После минутного ожидания, которое казалось непомерно долгим, наконец отворилась дверь и магистр Людер в белом платье, без меча, одетый по-домашнему, вошёл один, закрывая её тут же за собой.
Воевода не спеша встал, медленно и размеренными шагами стал приближаться к нему.
Оба они, совсем друг друга не зная, сначала измерили друг друга любопытными глазами, оценивая свои силы.
Винч Свидва имел такую же панскую фигуру, как Людер, оба чувствовали себя почти равными гордостью. Магистр чувствовал, что этого человека должен щадить и смягчать – Винч понял, что под плащом монаха стоял перед ним немецкий герцог.
Они поклонились друг другу, но Людер руки не протянул.
Предупредительный Петрек начал живо по-немецки рекомендовать воеводу, содействуя разговору, который ломаным языком для обоих был не лёгок.
Сидя тут уже полвека, герцог выучил понемногу разные языки, но ни на одном не говорил хорошо, в презрении считая их варварскими. Прусским по долгу и для отношений с людом говорил лучше всех; Свидва же, кроме польского, мало что понимал по-немецки.
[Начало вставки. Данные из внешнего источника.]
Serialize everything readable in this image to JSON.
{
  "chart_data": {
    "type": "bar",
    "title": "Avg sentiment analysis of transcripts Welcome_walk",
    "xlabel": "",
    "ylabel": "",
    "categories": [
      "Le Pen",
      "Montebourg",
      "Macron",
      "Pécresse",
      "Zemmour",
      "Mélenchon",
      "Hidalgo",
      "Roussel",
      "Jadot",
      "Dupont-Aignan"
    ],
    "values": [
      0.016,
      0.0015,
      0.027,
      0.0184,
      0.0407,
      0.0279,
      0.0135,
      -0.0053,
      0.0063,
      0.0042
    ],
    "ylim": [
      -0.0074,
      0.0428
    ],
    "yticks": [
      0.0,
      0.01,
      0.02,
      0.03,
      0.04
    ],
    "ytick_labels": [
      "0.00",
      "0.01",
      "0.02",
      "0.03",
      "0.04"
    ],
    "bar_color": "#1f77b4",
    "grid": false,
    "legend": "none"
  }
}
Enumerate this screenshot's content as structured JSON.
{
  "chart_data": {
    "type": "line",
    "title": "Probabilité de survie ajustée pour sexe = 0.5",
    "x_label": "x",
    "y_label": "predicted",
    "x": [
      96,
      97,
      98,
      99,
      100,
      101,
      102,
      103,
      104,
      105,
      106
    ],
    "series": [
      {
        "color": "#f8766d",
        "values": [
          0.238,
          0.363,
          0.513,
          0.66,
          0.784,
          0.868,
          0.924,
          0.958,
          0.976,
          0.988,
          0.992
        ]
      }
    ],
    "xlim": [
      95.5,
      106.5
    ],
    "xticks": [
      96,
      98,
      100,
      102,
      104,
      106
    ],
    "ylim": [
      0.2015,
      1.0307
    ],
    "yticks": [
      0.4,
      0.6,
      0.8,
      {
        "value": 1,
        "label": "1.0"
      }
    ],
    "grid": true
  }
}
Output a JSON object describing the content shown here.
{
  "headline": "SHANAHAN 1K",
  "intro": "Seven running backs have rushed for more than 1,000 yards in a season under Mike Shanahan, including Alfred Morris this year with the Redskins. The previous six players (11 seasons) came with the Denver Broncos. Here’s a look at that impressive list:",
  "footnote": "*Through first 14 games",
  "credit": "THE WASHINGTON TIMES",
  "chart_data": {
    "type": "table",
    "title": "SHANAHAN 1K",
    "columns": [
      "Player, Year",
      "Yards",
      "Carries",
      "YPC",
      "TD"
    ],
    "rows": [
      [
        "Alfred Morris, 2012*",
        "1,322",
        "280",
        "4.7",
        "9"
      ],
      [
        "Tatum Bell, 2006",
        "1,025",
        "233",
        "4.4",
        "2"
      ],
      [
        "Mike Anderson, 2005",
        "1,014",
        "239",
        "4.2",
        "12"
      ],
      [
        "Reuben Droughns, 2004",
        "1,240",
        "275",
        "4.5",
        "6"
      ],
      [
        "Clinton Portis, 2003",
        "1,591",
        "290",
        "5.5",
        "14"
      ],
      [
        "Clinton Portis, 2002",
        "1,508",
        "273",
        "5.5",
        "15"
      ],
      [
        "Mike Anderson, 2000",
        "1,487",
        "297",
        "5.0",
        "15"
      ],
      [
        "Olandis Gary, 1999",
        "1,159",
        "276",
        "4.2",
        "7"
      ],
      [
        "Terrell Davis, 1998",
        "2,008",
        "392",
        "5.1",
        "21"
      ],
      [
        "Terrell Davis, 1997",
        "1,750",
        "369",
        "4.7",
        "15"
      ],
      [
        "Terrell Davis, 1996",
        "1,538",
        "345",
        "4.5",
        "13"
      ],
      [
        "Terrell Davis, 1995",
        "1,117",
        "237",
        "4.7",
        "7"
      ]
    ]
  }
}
Петрек Копа стоял как переводчик и необходимый помощник, и так этот разговор, который должен был быть тайным и конфиденциальным, без свидетеля не обошёлся.
Это делало разговор несказанно трудным и неприятным для воеводы.
В первые минуты он едва мог преодолеть свой позор, болтал что-то невразумительное и слёзы хлынули из его глаз.
Он жаловался на унижение, какое испытал от короля, а тут он сам по доброй воле на стократ более мучительное должен был испытывать. Принял тем более гордую физиономию, чем болезненней чувствовал себя пострадавшим.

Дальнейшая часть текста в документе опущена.